The people exist as cannon-fodder for the amusement of the few. They are rallied to causes as diverse as teachers and doctors' strikes, elections, or political arm-twisting contests of no value. A stalwart members of the few, Rachel Shebesh, decides to "side" with the people against the erudite and cerebral symbol of the the same few she belongs to. In her verbal and physical assault on the person of the Governor of Nairobi, and in his physical and verbal assault on her in retaliation, the plight of the people is forgotten. Whether they should retain their jobs or whether they should get better terms is forgotten. It is a war of the egos of one member of the elite against another. The people have served their purpose. They may return to the detritus of their lives. One day soon, they will against be called out to stand in solidarity with the one against the other. That is their purpose in life.
This phenomenon plays itself out on the national stage. Thousands of Kenyans are set upon by their neighbours and erstwhile friends. Many of them are murdered in cold blood. Their homes and fields are set ablaze and their livestock butchered where they stand. Hundreds of thousands of them are driven from their homes and forced into concentration camps, what the civil society human rights industry calls IDP camps. A few days later, people who had nothing to do with these events are targetted by militia armed to the teeth and butchered and maimed in their homes. More and more of them are driven from their homes, which are set ablaze and they too, find themselves in other concentration camps. The peoples' lives have been disrupted. Their sons' and daughters' education has been disrupted. They live, and look, like animals. The "government" spends a considerable chunk of national treasure to find out who was responsible for the cataclysm. Six men are accused of it. The case against three collapses for want of evidence. The case against the remaining three is set to proceed. The people are about to be called out to "protest" the indignity of the trials of the three in a foreign land because "Kenya has the capacity" to do it on its own.
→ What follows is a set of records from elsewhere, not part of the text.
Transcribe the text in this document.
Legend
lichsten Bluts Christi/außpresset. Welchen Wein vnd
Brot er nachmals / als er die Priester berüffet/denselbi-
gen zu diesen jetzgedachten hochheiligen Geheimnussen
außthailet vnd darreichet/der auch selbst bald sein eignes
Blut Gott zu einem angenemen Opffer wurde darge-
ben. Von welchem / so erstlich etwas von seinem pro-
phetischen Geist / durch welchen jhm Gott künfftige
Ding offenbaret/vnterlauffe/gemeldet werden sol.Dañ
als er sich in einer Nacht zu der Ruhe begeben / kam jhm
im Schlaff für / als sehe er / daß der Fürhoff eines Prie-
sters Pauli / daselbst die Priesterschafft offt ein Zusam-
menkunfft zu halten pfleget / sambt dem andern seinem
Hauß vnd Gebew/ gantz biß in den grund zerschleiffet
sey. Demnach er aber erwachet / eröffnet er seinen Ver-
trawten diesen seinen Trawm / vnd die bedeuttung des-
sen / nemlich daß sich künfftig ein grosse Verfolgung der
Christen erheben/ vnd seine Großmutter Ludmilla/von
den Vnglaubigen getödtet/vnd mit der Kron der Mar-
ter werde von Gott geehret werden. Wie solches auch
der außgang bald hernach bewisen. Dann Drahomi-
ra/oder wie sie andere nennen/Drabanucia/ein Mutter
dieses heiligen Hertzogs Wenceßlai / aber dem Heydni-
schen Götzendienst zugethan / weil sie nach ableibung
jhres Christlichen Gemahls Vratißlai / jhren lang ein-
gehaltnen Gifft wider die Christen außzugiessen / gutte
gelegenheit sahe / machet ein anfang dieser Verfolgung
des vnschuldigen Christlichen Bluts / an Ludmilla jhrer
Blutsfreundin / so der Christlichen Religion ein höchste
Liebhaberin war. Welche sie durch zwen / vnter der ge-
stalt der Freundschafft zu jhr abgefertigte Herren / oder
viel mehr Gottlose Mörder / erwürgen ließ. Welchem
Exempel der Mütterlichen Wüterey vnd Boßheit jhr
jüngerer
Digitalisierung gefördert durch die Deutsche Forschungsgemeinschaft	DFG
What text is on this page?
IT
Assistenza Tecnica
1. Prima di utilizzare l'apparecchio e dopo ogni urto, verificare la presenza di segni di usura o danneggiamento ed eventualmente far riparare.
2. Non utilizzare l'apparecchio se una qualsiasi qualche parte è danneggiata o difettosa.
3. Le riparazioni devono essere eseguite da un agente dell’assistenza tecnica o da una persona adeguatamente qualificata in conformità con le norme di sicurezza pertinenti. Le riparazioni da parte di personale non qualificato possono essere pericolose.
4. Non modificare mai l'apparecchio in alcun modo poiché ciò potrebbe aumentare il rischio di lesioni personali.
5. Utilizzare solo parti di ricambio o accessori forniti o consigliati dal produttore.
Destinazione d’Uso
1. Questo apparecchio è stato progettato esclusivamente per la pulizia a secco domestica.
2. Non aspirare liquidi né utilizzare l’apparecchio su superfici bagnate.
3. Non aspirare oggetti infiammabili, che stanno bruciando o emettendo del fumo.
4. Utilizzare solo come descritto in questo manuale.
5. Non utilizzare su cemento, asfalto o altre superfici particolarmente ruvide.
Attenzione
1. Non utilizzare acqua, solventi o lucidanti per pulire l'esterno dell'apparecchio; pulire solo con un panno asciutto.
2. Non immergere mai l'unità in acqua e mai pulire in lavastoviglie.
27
A member of the "few" with a gymnast's ability to twist himself argues that that the "people", by "overwhelmingly" voting for two of the accused have rejected their trials in a foreign court. His boon friend of similar ability argues that it is the civil society human rights industry, sponsored from parts unknown, that should answer for the crimes being tried abroad. Both make passing reference to the fates of the victims, but only in a conflation of the plight of those in concentration camps and the three. The victim and the accused are the same, you see? Soon the intellectuals will read and reread the social compact called the Constitution, and they will argue that its words do not mean what they say. They will argue that it is OK to use it as a fig leaf for the avarice, caprice and heartlessness of the few.